Transferring a SIF to Expanse#

Navigate to the directory of the sif in a local terminal and use the following scp command to transfer the file to the supercomputer:

scp rapidsai.sif <username>@login.expanse.sdsc.edu:/expanse/lustre/scratch/<user>/temp_project/rapids

The transfer can be slow, so if for some reason the pipe breaks, you can resume the transfer using the following command:

rsync --partial --progress --rsh=ssh rapidsai.sif <username>@login.expanse.sdsc.edu:/expanse/lustre/scratch/<user>/temp_project/rapids/rapidsai.sif

Running the container on Expanse#

Login to expanse using ssh, then navigate to the scratch

cd /expanse/lustre/scratch/$USER/temp_project

In the above example we transferred it into a rapids folder, but from here navigate to wherever you transferred the sif file.

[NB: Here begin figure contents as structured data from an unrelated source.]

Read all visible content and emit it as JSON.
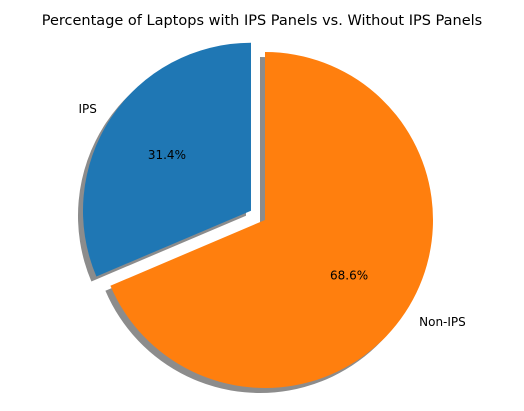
{
  "chart_data": {
    "type": "pie",
    "title": "Percentage of Laptops with IPS Panels vs. Without IPS Panels",
    "slices": [
      {
        "label": "IPS",
        "value": 31.4,
        "pct_label": "31.4%",
        "color": "#1f77b4",
        "exploded": true
      },
      {
        "label": "Non-IPS",
        "value": 68.6,
        "pct_label": "68.6%",
        "color": "#ff7f0e",
        "exploded": false
      }
    ],
    "start_angle_deg": 90,
    "direction": "counterclockwise",
    "shadow": true
  }
}
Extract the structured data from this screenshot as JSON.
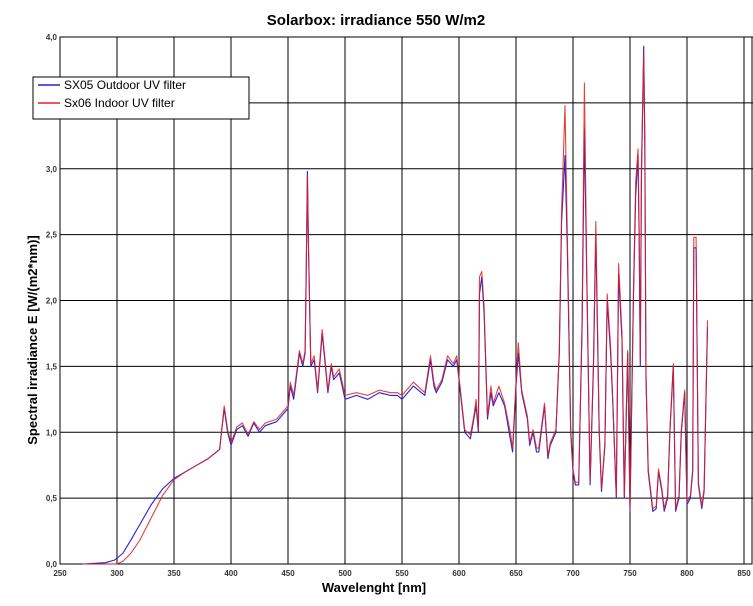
{
  "chart_data": {
    "type": "line",
    "title": "Solarbox: irradiance 550 W/m2",
    "xlabel": "Wavelenght [nm]",
    "ylabel": "Spectral irradiance E [W/(m2*nm)]",
    "xlim": [
      250,
      850
    ],
    "ylim": [
      0,
      4
    ],
    "x_ticks": [
      "250",
      "300",
      "350",
      "400",
      "450",
      "500",
      "550",
      "600",
      "650",
      "700",
      "750",
      "800",
      "850"
    ],
    "y_ticks": [
      "0,0",
      "0,5",
      "1,0",
      "1,5",
      "2,0",
      "2,5",
      "3,0",
      "3,5",
      "4,0"
    ],
    "grid": true,
    "legend_position": "top-left",
    "colors": {
      "SX05 Outdoor UV filter": "#2222dd",
      "Sx06 Indoor UV filter": "#e02020",
      "grid": "#000000"
    },
    "series": [
      {
        "name": "SX05 Outdoor UV filter",
        "x": [
          270,
          290,
          298,
          305,
          312,
          320,
          330,
          340,
          350,
          360,
          370,
          380,
          390,
          394,
          397,
          400,
          405,
          410,
          415,
          420,
          425,
          430,
          440,
          450,
          452,
          455,
          460,
          463,
          465,
          466,
          467,
          468,
          470,
          473,
          476,
          480,
          485,
          488,
          490,
          495,
          500,
          510,
          520,
          530,
          540,
          546,
          550,
          560,
          570,
          575,
          578,
          580,
          585,
          590,
          595,
          598,
          600,
          605,
          610,
          613,
          615,
          617,
          618,
          620,
          622,
          625,
          628,
          630,
          635,
          640,
          645,
          647,
          650,
          652,
          655,
          660,
          662,
          665,
          668,
          670,
          675,
          678,
          680,
          685,
          688,
          690,
          693,
          695,
          698,
          700,
          702,
          705,
          708,
          710,
          712,
          715,
          718,
          720,
          723,
          725,
          728,
          730,
          733,
          735,
          738,
          740,
          743,
          745,
          748,
          750,
          753,
          755,
          757,
          758,
          759,
          760,
          762,
          763,
          764,
          766,
          768,
          770,
          773,
          775,
          778,
          780,
          783,
          785,
          788,
          790,
          793,
          795,
          798,
          800,
          803,
          805,
          806,
          808,
          810,
          813,
          815,
          818
        ],
        "y": [
          0.0,
          0.01,
          0.03,
          0.08,
          0.18,
          0.3,
          0.45,
          0.57,
          0.65,
          0.7,
          0.75,
          0.8,
          0.87,
          1.18,
          1.0,
          0.9,
          1.02,
          1.05,
          0.97,
          1.07,
          1.0,
          1.05,
          1.08,
          1.18,
          1.35,
          1.25,
          1.6,
          1.5,
          1.6,
          2.2,
          2.98,
          2.4,
          1.5,
          1.55,
          1.3,
          1.75,
          1.3,
          1.5,
          1.4,
          1.45,
          1.25,
          1.28,
          1.25,
          1.3,
          1.28,
          1.28,
          1.25,
          1.35,
          1.28,
          1.55,
          1.35,
          1.3,
          1.38,
          1.55,
          1.5,
          1.55,
          1.4,
          1.0,
          0.95,
          1.1,
          1.2,
          1.0,
          2.05,
          2.18,
          1.9,
          1.1,
          1.3,
          1.2,
          1.3,
          1.2,
          0.95,
          0.85,
          1.35,
          1.6,
          1.3,
          1.1,
          0.9,
          1.0,
          0.85,
          0.85,
          1.2,
          0.8,
          0.9,
          1.0,
          1.6,
          2.6,
          3.1,
          2.4,
          1.0,
          0.7,
          0.6,
          0.6,
          1.8,
          3.3,
          2.2,
          0.6,
          1.5,
          2.5,
          1.0,
          0.55,
          0.9,
          2.0,
          1.6,
          1.2,
          0.5,
          2.2,
          1.7,
          0.5,
          1.6,
          0.4,
          2.0,
          2.8,
          3.1,
          2.5,
          1.5,
          2.9,
          3.93,
          3.2,
          1.4,
          0.7,
          0.55,
          0.4,
          0.42,
          0.7,
          0.55,
          0.4,
          0.5,
          1.0,
          1.5,
          0.4,
          0.5,
          1.0,
          1.3,
          0.45,
          0.5,
          0.7,
          2.4,
          2.4,
          0.6,
          0.42,
          0.55,
          1.8
        ]
      },
      {
        "name": "Sx06 Indoor UV filter",
        "x": [
          270,
          290,
          300,
          305,
          312,
          320,
          330,
          340,
          350,
          360,
          370,
          380,
          390,
          394,
          397,
          400,
          405,
          410,
          415,
          420,
          425,
          430,
          440,
          450,
          452,
          455,
          460,
          463,
          465,
          466,
          467,
          468,
          470,
          473,
          476,
          480,
          485,
          488,
          490,
          495,
          500,
          510,
          520,
          530,
          540,
          546,
          550,
          560,
          570,
          575,
          578,
          580,
          585,
          590,
          595,
          598,
          600,
          605,
          610,
          613,
          615,
          617,
          618,
          620,
          622,
          625,
          628,
          630,
          635,
          640,
          645,
          647,
          650,
          652,
          655,
          660,
          662,
          665,
          668,
          670,
          675,
          678,
          680,
          685,
          688,
          690,
          693,
          695,
          698,
          700,
          702,
          705,
          708,
          710,
          712,
          715,
          718,
          720,
          723,
          725,
          728,
          730,
          733,
          735,
          738,
          740,
          743,
          745,
          748,
          750,
          753,
          755,
          757,
          758,
          759,
          760,
          762,
          763,
          764,
          766,
          768,
          770,
          773,
          775,
          778,
          780,
          783,
          785,
          788,
          790,
          793,
          795,
          798,
          800,
          803,
          805,
          806,
          808,
          810,
          813,
          815,
          818
        ],
        "y": [
          0.0,
          0.0,
          0.0,
          0.02,
          0.08,
          0.18,
          0.35,
          0.52,
          0.64,
          0.7,
          0.75,
          0.8,
          0.87,
          1.2,
          1.02,
          0.92,
          1.04,
          1.07,
          0.98,
          1.08,
          1.02,
          1.07,
          1.1,
          1.2,
          1.38,
          1.28,
          1.62,
          1.52,
          1.62,
          2.22,
          2.95,
          2.42,
          1.52,
          1.58,
          1.32,
          1.78,
          1.32,
          1.52,
          1.42,
          1.48,
          1.28,
          1.3,
          1.28,
          1.32,
          1.3,
          1.3,
          1.28,
          1.38,
          1.3,
          1.58,
          1.38,
          1.32,
          1.4,
          1.58,
          1.52,
          1.58,
          1.42,
          1.02,
          0.98,
          1.12,
          1.25,
          1.02,
          2.18,
          2.22,
          1.95,
          1.12,
          1.35,
          1.22,
          1.35,
          1.22,
          1.0,
          0.88,
          1.38,
          1.68,
          1.32,
          1.12,
          0.92,
          1.02,
          0.88,
          0.88,
          1.22,
          0.82,
          0.92,
          1.02,
          1.62,
          2.68,
          3.48,
          2.5,
          1.02,
          0.72,
          0.62,
          0.62,
          1.85,
          3.65,
          2.25,
          0.62,
          1.55,
          2.6,
          1.02,
          0.57,
          0.92,
          2.05,
          1.65,
          1.22,
          0.52,
          2.28,
          1.75,
          0.52,
          1.62,
          0.42,
          2.05,
          2.9,
          3.15,
          2.55,
          1.55,
          3.0,
          3.88,
          3.25,
          1.45,
          0.72,
          0.57,
          0.42,
          0.44,
          0.72,
          0.57,
          0.42,
          0.52,
          1.02,
          1.52,
          0.42,
          0.52,
          1.02,
          1.32,
          0.47,
          0.52,
          0.72,
          2.48,
          2.48,
          0.62,
          0.44,
          0.57,
          1.85
        ]
      }
    ]
  }
}
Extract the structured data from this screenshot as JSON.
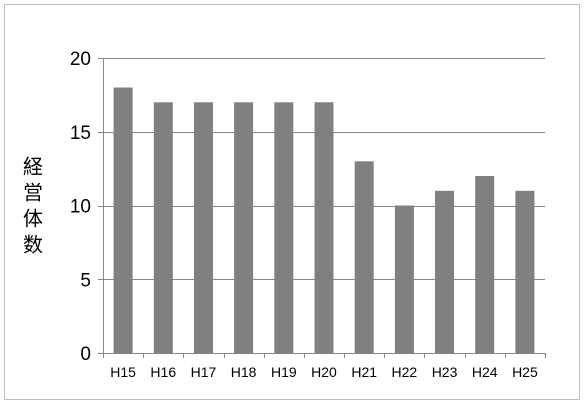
{
  "chart_data": {
    "type": "bar",
    "ylabel": "経営体数",
    "xlabel": "",
    "categories": [
      "H15",
      "H16",
      "H17",
      "H18",
      "H19",
      "H20",
      "H21",
      "H22",
      "H23",
      "H24",
      "H25"
    ],
    "values": [
      18,
      17,
      17,
      17,
      17,
      17,
      13,
      10,
      11,
      12,
      11
    ],
    "ylim": [
      0,
      20
    ],
    "yticks": [
      0,
      5,
      10,
      15,
      20
    ],
    "grid": true,
    "legend": "none",
    "bar_color": "#808080",
    "grid_color": "#868686"
  }
}
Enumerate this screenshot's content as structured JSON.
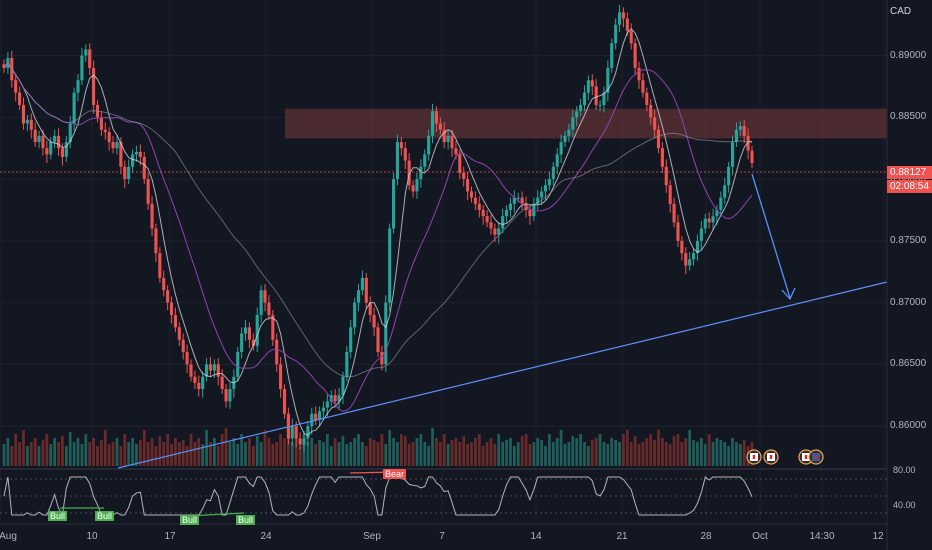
{
  "currency": "CAD",
  "price_axis": {
    "labels": [
      "0.89000",
      "0.88500",
      "0.88000",
      "0.87500",
      "0.87000",
      "0.86500",
      "0.86000"
    ],
    "values": [
      0.89,
      0.885,
      0.88,
      0.875,
      0.87,
      0.865,
      0.86
    ]
  },
  "current_price": {
    "value": "0.88127",
    "countdown": "02:08:54",
    "color": "#f23645"
  },
  "osc_axis": {
    "labels": [
      "80.00",
      "40.00"
    ],
    "values": [
      80,
      40
    ]
  },
  "time_axis": [
    "Aug",
    "10",
    "17",
    "24",
    "Sep",
    "7",
    "14",
    "21",
    "28",
    "Oct",
    "14:30",
    "12"
  ],
  "badges": {
    "bull": "Bull",
    "bear": "Bear"
  },
  "colors": {
    "up": "#26a69a",
    "down": "#ef5350",
    "bg": "#131722",
    "ma_fast": "#d1d4dc",
    "ma_slow": "#9c27b0",
    "trend": "#5b8ff9",
    "zone": "#7a3b3b"
  },
  "chart_data": {
    "type": "candlestick",
    "y_range": [
      0.8575,
      0.8945
    ],
    "zone": [
      0.8833,
      0.8857
    ],
    "closes": [
      0.889,
      0.8898,
      0.888,
      0.887,
      0.886,
      0.8845,
      0.8848,
      0.884,
      0.883,
      0.8835,
      0.8825,
      0.882,
      0.883,
      0.8835,
      0.8825,
      0.8818,
      0.883,
      0.8845,
      0.887,
      0.888,
      0.89,
      0.8905,
      0.889,
      0.886,
      0.885,
      0.884,
      0.8838,
      0.883,
      0.8825,
      0.883,
      0.881,
      0.88,
      0.881,
      0.882,
      0.8822,
      0.8818,
      0.88,
      0.878,
      0.876,
      0.874,
      0.872,
      0.871,
      0.87,
      0.869,
      0.868,
      0.867,
      0.866,
      0.865,
      0.864,
      0.8635,
      0.863,
      0.864,
      0.865,
      0.8645,
      0.865,
      0.864,
      0.863,
      0.862,
      0.863,
      0.864,
      0.866,
      0.8675,
      0.868,
      0.867,
      0.8665,
      0.869,
      0.871,
      0.87,
      0.869,
      0.867,
      0.865,
      0.863,
      0.861,
      0.859,
      0.86,
      0.859,
      0.8585,
      0.859,
      0.86,
      0.861,
      0.8605,
      0.8612,
      0.8615,
      0.862,
      0.8625,
      0.862,
      0.8625,
      0.864,
      0.866,
      0.868,
      0.87,
      0.871,
      0.872,
      0.87,
      0.869,
      0.868,
      0.866,
      0.865,
      0.87,
      0.876,
      0.88,
      0.883,
      0.8825,
      0.8815,
      0.8795,
      0.879,
      0.88,
      0.881,
      0.882,
      0.8835,
      0.8855,
      0.8845,
      0.884,
      0.883,
      0.8835,
      0.8825,
      0.882,
      0.8805,
      0.88,
      0.879,
      0.8785,
      0.878,
      0.8775,
      0.877,
      0.8765,
      0.876,
      0.8755,
      0.876,
      0.877,
      0.8775,
      0.878,
      0.8785,
      0.8785,
      0.878,
      0.8775,
      0.877,
      0.878,
      0.8785,
      0.879,
      0.8795,
      0.88,
      0.881,
      0.882,
      0.883,
      0.8835,
      0.884,
      0.885,
      0.8855,
      0.886,
      0.887,
      0.888,
      0.8875,
      0.886,
      0.886,
      0.887,
      0.889,
      0.891,
      0.8925,
      0.8935,
      0.893,
      0.892,
      0.891,
      0.889,
      0.888,
      0.887,
      0.886,
      0.885,
      0.884,
      0.8825,
      0.881,
      0.8795,
      0.878,
      0.8765,
      0.875,
      0.874,
      0.873,
      0.8735,
      0.874,
      0.875,
      0.876,
      0.8768,
      0.8765,
      0.877,
      0.8775,
      0.8785,
      0.8795,
      0.881,
      0.883,
      0.884,
      0.8843,
      0.8835,
      0.8823,
      0.8813
    ],
    "volumes": [
      0.55,
      0.7,
      0.5,
      0.8,
      0.6,
      0.9,
      0.5,
      0.6,
      0.7,
      0.5,
      0.65,
      0.8,
      0.55,
      0.7,
      0.6,
      0.75,
      0.5,
      0.85,
      0.6,
      0.7,
      0.55,
      0.8,
      0.6,
      0.7,
      0.5,
      0.65,
      0.9,
      0.55,
      0.6,
      0.7,
      0.5,
      0.8,
      0.6,
      0.7,
      0.55,
      0.65,
      0.9,
      0.6,
      0.7,
      0.5,
      0.75,
      0.6,
      0.8,
      0.55,
      0.7,
      0.6,
      0.65,
      0.5,
      0.8,
      0.6,
      0.7,
      0.55,
      0.9,
      0.6,
      0.7,
      0.5,
      0.8,
      0.95,
      0.6,
      0.7,
      0.55,
      0.8,
      0.6,
      0.7,
      0.5,
      0.75,
      0.6,
      0.9,
      0.7,
      0.55,
      0.6,
      0.8,
      0.7,
      1.0,
      0.6,
      0.7,
      0.5,
      0.8,
      0.6,
      0.7,
      0.55,
      0.65,
      0.6,
      0.8,
      0.5,
      0.7,
      0.6,
      0.75,
      0.55,
      0.6,
      0.7,
      0.8,
      0.6,
      0.5,
      0.7,
      0.65,
      0.6,
      0.8,
      0.55,
      0.9,
      0.7,
      0.6,
      0.8,
      0.75,
      0.55,
      0.6,
      0.7,
      0.8,
      0.6,
      0.5,
      0.95,
      0.7,
      0.6,
      0.8,
      0.55,
      0.65,
      0.7,
      0.6,
      0.75,
      0.55,
      0.6,
      0.7,
      0.8,
      0.5,
      0.6,
      0.7,
      0.55,
      0.8,
      0.6,
      0.65,
      0.7,
      0.5,
      0.6,
      0.75,
      0.8,
      0.55,
      0.6,
      0.7,
      0.65,
      0.5,
      0.8,
      0.6,
      0.7,
      0.9,
      0.55,
      0.6,
      0.75,
      0.7,
      0.8,
      0.6,
      0.5,
      0.65,
      0.7,
      0.8,
      0.6,
      0.55,
      0.7,
      0.65,
      0.6,
      0.8,
      0.9,
      0.6,
      0.75,
      0.55,
      0.6,
      0.7,
      0.8,
      0.65,
      0.9,
      0.7,
      0.6,
      0.55,
      0.75,
      0.8,
      0.6,
      0.7,
      0.9,
      0.65,
      0.6,
      0.7,
      0.55,
      0.8,
      0.6,
      0.7,
      0.65,
      0.6,
      0.5,
      0.7,
      0.6,
      0.55,
      0.65,
      0.5,
      0.6
    ]
  }
}
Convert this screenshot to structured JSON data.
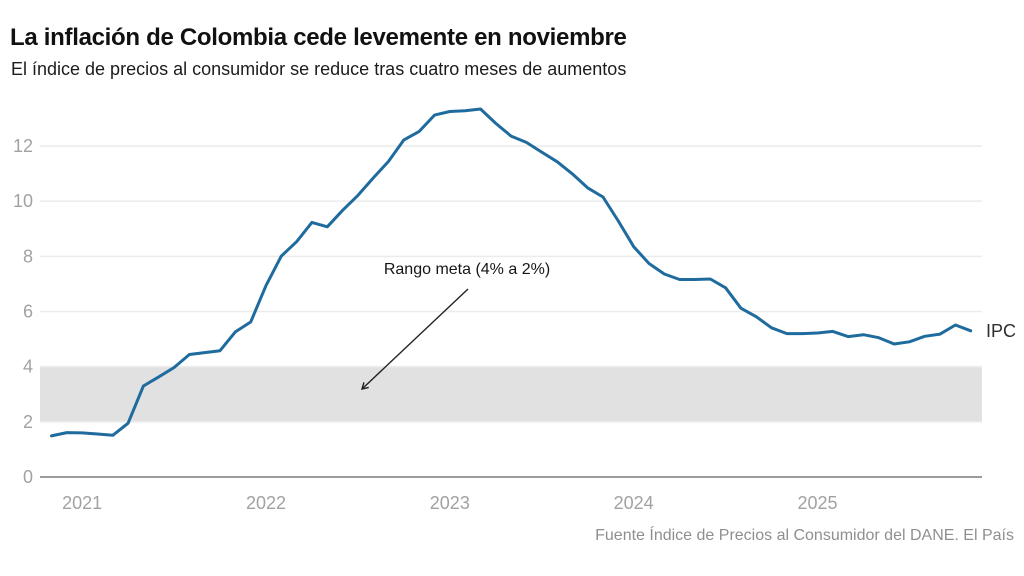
{
  "header": {
    "title": "La inflación de Colombia cede levemente en noviembre",
    "subtitle": "El índice de precios al consumidor se reduce tras cuatro meses de aumentos"
  },
  "source": "Fuente Índice de Precios al Consumidor del DANE. El País",
  "colors": {
    "line": "#1f6b9e",
    "band": "#e1e1e1",
    "grid": "#ececec",
    "axis": "#9b9b9b",
    "tick_label": "#a2a2a2",
    "annotation_arrow": "#222222"
  },
  "chart_data": {
    "type": "line",
    "title": "La inflación de Colombia cede levemente en noviembre",
    "subtitle": "El índice de precios al consumidor se reduce tras cuatro meses de aumentos",
    "x_start": "2020-11",
    "x_end": "2025-11",
    "x_frequency": "monthly",
    "x_tick_labels": [
      "2021",
      "2022",
      "2023",
      "2024",
      "2025"
    ],
    "y_ticks": [
      0,
      2,
      4,
      6,
      8,
      10,
      12
    ],
    "ylim": [
      0,
      13.8
    ],
    "grid": "horizontal",
    "legend_position": "end-of-line",
    "series": [
      {
        "name": "IPC",
        "label": "IPC",
        "color": "#1f6b9e",
        "values": [
          1.49,
          1.61,
          1.6,
          1.56,
          1.51,
          1.95,
          3.3,
          3.63,
          3.97,
          4.44,
          4.51,
          4.58,
          5.26,
          5.62,
          6.94,
          8.01,
          8.53,
          9.23,
          9.07,
          9.67,
          10.21,
          10.84,
          11.44,
          12.22,
          12.53,
          13.12,
          13.25,
          13.28,
          13.34,
          12.82,
          12.36,
          12.13,
          11.78,
          11.43,
          10.99,
          10.48,
          10.15,
          9.28,
          8.35,
          7.74,
          7.36,
          7.16,
          7.16,
          7.18,
          6.86,
          6.12,
          5.81,
          5.41,
          5.2,
          5.2,
          5.22,
          5.28,
          5.09,
          5.16,
          5.05,
          4.82,
          4.9,
          5.1,
          5.18,
          5.51,
          5.3
        ]
      }
    ],
    "target_band": {
      "from": 2,
      "to": 4,
      "color": "#e1e1e1",
      "label": "Rango meta (4% a 2%)"
    },
    "annotation": {
      "text": "Rango meta (4% a 2%)",
      "arrow": true
    }
  }
}
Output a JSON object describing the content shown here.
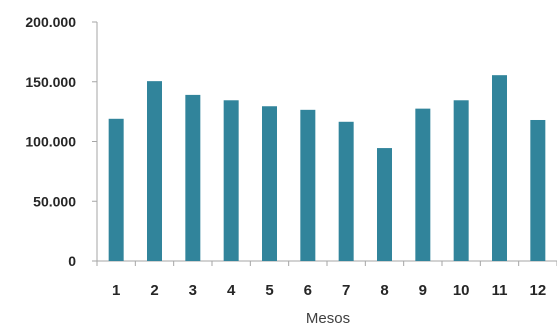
{
  "chart_data": {
    "type": "bar",
    "title": "",
    "xlabel": "Mesos",
    "ylabel": "",
    "categories": [
      "1",
      "2",
      "3",
      "4",
      "5",
      "6",
      "7",
      "8",
      "9",
      "10",
      "11",
      "12"
    ],
    "values": [
      119000,
      150500,
      139000,
      134500,
      129500,
      126500,
      116500,
      94500,
      127500,
      134500,
      155500,
      118000
    ],
    "ylim": [
      0,
      200000
    ],
    "yticks": [
      0,
      50000,
      100000,
      150000,
      200000
    ],
    "ytick_labels": [
      "0",
      "50.000",
      "100.000",
      "150.000",
      "200.000"
    ],
    "grid": false,
    "colors": {
      "bar": "#31849B",
      "axis": "#A6A6A6"
    }
  }
}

Next, request an interactive session utilizing the gpu-shared partition with the following command:

srun --partition=gpu-shared --pty --account=aub101 --ntasks-per-node=10 --nodes=1 --mem=96G --gpus=1 -t 00:30:00 --wait=0 --export=ALL /bin/bash

Note

Anything you are doing in 30 minutes when the session runs out will stop working

Next load the singularity module

module load singularitypro/3.9

Now you can run the container

singularity run --nv rapidsai.sif

Note

You can also use ‘singularity exec’ to executive commands within the container, and use ‘singularity shell’ to enter an interactive shell of the container.

Depending on if the container was built to be interactive, you may or may not enter a prompt. If you don’t enter a prompt and don’t get any errors, the container ran, but had no output. To make sure you enter a shell of the container use the following command:

singularity shell --nv rapidsai.sif

You shoud see a prompt like this “singularity >>” which means you are inside the container now. you can now interact with the container, or exit using exit. First activate the rapids environment. without it none of the rapids libriaries load.

source activate rapids

Now run the following command to confirm that you have access to the GPU and that the GPU drivers are working correcly:

nvidia-smi

You should see output with information like the GPU type, cuda drivers, etc. This confirms that rapids works in the container.